Filets sociaux : systèmes réactifs versus prévisibles

En Afrique de l’Ouest, la plupart des filets sociaux existant sont de nature réactive : ils sont mis en œuvre en réponse à une crise, afin de venir en aide aux populations touchées. Les dernières crises et l’érosion progressive des moyens d’existence des ménages ont toutefois montré les limites de ces dispositifs. S’ils peuvent être améliorés, et s’il est difficile de s’en passer en cas de crise alimentaire importante, les systèmes « réactifs », sont souvent trop chers, standardisés et difficiles à mettre en œuvre. En effet, ils parviennent difficilement à obtenir des résultats satisfaisants de manière à la fois rapide, efficace et ciblée lorsque les populations à atteindre sont trop nombreuses et variées. Ces filets réactifs peinent par ailleurs à éviter l’appauvrissement progressif des ménages contraints, crise après crise, de vendre leurs actifs ou de sacrifier des dépenses de santé et/ ou d’éducation. Ils sont encore moins en mesure de permettre aux ménages se trouvant dans un état de pauvreté chronique d’en sortir.

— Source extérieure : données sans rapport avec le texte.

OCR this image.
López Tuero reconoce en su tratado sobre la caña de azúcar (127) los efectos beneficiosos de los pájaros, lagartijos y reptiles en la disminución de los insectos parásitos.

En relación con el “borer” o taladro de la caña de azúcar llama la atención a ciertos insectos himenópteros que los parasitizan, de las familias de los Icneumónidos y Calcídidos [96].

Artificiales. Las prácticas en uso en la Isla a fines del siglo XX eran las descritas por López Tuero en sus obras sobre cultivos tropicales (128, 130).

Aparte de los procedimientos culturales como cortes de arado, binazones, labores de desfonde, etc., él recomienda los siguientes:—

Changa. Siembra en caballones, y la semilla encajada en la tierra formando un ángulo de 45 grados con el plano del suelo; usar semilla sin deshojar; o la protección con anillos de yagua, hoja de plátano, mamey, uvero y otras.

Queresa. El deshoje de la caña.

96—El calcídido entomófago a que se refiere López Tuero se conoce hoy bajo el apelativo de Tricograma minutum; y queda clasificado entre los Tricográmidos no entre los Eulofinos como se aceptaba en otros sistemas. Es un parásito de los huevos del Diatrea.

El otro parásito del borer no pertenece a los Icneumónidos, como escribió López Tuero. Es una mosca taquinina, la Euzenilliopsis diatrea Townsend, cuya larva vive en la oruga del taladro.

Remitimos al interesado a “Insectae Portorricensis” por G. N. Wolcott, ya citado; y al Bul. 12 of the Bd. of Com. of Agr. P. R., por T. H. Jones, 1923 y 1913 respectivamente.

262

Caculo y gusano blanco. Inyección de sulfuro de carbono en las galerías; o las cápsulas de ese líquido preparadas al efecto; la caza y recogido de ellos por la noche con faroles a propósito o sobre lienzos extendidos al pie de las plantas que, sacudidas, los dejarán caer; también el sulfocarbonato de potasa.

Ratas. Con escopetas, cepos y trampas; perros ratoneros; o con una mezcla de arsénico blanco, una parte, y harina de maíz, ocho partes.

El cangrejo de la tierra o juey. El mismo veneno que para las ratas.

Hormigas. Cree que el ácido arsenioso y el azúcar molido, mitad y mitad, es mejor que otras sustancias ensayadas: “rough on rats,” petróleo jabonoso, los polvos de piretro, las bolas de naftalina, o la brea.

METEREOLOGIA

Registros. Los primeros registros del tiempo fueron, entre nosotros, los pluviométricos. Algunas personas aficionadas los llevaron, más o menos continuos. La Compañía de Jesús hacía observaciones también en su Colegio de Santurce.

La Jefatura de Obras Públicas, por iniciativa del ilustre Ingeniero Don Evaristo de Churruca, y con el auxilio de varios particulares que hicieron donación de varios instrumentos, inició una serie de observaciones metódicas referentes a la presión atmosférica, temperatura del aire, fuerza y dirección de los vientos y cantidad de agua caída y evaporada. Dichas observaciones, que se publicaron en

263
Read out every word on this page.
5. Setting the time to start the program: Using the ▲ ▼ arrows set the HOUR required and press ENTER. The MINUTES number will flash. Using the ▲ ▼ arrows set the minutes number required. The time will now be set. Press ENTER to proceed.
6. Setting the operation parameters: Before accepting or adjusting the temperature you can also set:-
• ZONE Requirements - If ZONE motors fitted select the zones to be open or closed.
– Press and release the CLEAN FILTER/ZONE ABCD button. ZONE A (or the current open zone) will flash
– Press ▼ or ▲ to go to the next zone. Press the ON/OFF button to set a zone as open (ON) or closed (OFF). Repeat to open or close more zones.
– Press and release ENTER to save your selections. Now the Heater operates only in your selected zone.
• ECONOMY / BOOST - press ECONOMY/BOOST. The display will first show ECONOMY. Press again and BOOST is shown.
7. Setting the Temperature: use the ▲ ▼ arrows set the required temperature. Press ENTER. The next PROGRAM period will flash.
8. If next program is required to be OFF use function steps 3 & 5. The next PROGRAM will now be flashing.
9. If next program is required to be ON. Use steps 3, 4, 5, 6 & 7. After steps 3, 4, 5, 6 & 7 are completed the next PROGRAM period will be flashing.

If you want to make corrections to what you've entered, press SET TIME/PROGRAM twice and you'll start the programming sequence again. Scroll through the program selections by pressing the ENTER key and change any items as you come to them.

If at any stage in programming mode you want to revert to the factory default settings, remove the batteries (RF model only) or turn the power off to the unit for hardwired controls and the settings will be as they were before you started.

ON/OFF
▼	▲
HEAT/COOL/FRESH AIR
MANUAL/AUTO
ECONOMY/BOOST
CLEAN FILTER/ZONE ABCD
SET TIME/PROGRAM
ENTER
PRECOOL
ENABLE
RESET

Pour faire face aux insuffisances et aux défaillances des programmes d’urgence, une alternative, ou plutôt un complément aux filets de sécurité sociaux réactifs est la mise en place de filets de sécurité sociaux prévisibles (terme consacré par le Chronic Poverty Reserch Center). Si les instruments de ce type consistent également en des transferts de ressources (monétaires, alimentaires…), leur particularité réside dans le caractère prévisible et inscrit dans la durée des interventions, et dans le ciblage sur les populations sur des critères de vulnérabilité plutôt que sur la base d’une exposition avérée à un choc.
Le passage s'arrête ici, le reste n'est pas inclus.